Nachhaltige und technisch einfache Konservierung
Nach der sensationellen Entdeckung der einzigen bekannten jungsteinzeitlichen Bogentasche stellte sich die Frage, wie der über Jahrtausende im Eis eingefrorene Fund für die Nachwelt erhalten werden kann. Archäologische Funde aus Birkenkork sind selten, weshalb Wissen und Erfahrungswerte für deren Konservierung fehlten. Entsprechend kam es bei der Behandlung des Futteraldeckels zunächst zu einem Konservierungsfehler. Das Bogenfutteral wurde zur Sicherheit wieder eingefroren und im Depot des Archäologischen Dienstes eingelagert.

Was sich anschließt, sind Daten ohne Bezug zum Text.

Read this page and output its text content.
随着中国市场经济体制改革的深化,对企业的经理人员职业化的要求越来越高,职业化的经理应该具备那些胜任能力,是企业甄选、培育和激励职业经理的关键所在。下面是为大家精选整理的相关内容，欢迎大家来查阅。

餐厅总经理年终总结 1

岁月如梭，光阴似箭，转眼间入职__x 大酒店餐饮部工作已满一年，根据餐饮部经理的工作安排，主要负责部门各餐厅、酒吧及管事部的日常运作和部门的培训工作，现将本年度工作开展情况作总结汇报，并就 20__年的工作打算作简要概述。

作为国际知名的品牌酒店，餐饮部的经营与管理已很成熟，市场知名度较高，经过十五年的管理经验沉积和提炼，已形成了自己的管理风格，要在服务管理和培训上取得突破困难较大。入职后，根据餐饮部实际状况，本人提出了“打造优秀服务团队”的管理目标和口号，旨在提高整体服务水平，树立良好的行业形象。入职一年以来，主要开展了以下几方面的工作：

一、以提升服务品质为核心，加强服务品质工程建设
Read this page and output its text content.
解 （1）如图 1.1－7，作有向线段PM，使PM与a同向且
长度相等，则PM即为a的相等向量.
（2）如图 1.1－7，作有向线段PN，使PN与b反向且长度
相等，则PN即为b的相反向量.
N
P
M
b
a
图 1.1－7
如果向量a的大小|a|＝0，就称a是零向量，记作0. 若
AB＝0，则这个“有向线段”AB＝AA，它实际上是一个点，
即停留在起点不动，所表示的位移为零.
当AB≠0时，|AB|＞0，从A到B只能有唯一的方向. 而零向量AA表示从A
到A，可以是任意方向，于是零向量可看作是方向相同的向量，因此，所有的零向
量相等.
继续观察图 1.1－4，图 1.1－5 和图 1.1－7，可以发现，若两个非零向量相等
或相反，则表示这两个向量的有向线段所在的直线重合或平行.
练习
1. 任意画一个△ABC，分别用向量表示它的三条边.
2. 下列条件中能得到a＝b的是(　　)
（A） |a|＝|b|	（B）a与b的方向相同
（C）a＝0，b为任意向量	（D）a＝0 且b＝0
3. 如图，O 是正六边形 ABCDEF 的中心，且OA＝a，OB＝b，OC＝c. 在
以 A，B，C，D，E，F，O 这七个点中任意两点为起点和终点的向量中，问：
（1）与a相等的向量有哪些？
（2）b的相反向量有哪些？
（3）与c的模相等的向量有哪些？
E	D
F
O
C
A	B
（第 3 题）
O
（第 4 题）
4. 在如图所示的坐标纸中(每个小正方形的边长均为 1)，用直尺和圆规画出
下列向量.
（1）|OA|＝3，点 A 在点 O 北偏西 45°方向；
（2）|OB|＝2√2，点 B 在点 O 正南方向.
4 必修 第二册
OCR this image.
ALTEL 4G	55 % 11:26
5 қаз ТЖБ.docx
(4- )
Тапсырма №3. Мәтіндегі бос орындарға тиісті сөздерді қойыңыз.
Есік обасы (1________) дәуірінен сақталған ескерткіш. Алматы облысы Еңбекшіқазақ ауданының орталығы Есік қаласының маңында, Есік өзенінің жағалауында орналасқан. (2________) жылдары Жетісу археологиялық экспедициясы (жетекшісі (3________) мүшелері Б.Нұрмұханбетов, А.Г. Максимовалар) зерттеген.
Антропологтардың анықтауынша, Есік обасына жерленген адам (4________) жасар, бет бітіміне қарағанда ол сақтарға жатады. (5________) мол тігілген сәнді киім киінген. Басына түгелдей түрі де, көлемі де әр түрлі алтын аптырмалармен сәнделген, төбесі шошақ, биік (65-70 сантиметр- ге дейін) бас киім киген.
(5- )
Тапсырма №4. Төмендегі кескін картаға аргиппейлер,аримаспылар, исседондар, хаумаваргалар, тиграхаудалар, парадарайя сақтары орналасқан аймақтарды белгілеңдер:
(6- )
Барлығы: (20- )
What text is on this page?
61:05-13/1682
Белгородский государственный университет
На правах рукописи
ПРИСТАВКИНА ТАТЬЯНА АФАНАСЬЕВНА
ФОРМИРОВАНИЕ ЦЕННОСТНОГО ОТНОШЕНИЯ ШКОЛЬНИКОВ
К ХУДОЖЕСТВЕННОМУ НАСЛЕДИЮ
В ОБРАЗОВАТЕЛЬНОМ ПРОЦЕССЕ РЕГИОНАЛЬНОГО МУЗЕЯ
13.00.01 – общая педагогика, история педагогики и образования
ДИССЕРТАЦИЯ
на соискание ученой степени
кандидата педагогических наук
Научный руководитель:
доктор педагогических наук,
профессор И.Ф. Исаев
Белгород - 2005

Um eine passende Konservierungsmethode zu entwickeln, wurden das Bogenfutteral und das Material Kork im Rahmen des vom Schweizerischen Nationalfonds (SNF) geförderten Forschungsprojektes «Unfreezing History» an der Hochschule der Künste Bern (HKB) und der Universität Bern eingehend untersucht. In der daraus resultierenden Forschungsarbeit, die nun als Buch vorliegt, sind zahlreiche Details zur Herstellung des Futterals dokumentiert. Ebenso zeigte sich, dass das Bogenfutteral in einer formstabilen Kapsel bei kühler Umgebungstemperatur kontrolliert luftgetrocknet werden kann: eine nachhaltige und technisch einfache Lösung für den langfristigen Erhalt.
Vom Labor ins Museum
Der spektakuläre Fund vom Schnidejoch ist ab dem 16. Mai 2025 im Bernischen Historischen Museum ausgestellt. Im inszenierten Grabungszelt erwartet die Besucherinnen und Besucher die gesamte konservierte Bogenausrüstung von «Schnidi»: Dazu gehören das Bogenfutteral, der Bogen, drei Pfeilschäfte und zwei Pfeilspitzen. «Dieser Fund ist ein Fenster in die Jungsteinzeit. Es ist faszinierend, zu sehen, mit welch ausgefeilten technischen Details das Bogenfutteral ausgestattet ist», so Vanessa Haussener, Kuratorin Archäologie und Projektleiterin im Bernischen Historischen Museum.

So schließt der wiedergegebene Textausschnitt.